2. The Man of Steel Buckles

When a practically unknown superhero such as Steel produces a dud of a film no-one cares. When a truly iconic hero such as Superman delivers a clunker it’s a bit more disappointing. Superman nailed it (except for that ‘turning time backwards’ nonsense), bringing the Man of Steel to life on the big screen in a way we couldn’t have imagined. The sequel did pretty well, especially the recent re-edit. Then the third film tried to take the comedic route which is both baffling and stupid with Richard Pryor getting almost as much screen time. But this had nothing on how terrible Nuclear Man was in the fourth film. Even if you couldn’t see all the wires holding people in the air a yellow spandex clad mullet wearing scratching at Superman with his stuck-on nails would ruin the film. Superman Returns almost brought it back from the pit but the focus on family drama dulled things.

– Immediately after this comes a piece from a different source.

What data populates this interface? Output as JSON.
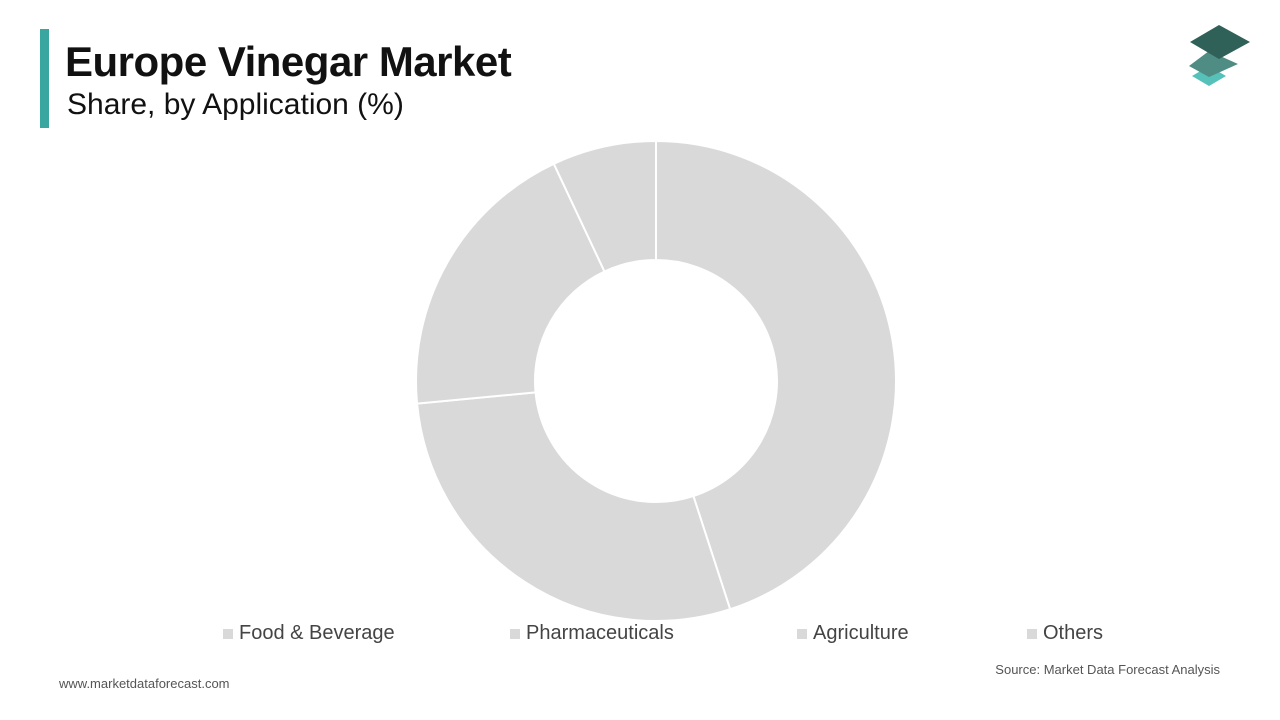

Did they forget who the movie was supposed to be about?

1. ‘Batman and Robin’. Just…’Batman and Robin’

Oh, you bastards. Ruin all the superhero movies you want. Ruin Superman if you want. But you do NOT pull this shit with Batman. Sure he’s been campy in the past, but that was the past. A time when America was being shocked by the images of war on their televisions for the first time they wanted escapism for their entertainment. That’s why the Adam West ‘Batman’ series was the way it was. Schumacher’s Batman and Robin has no excuse. George Clooney has no excuse. Uma Thurman has no excuse. Alicia Silverstone and Chris O’Donnell…well, they’re not going to do any better.

This movie is bad on every level. It’s campy, ridiculous, terribly acted, cheaply made, nonsensical, cringe-worthy and more mean words I’m not going to bother writing. There isn’t any one redeemable quality to the film and even if you could find one it would be cancelled out by the Bat-Credit Card scene.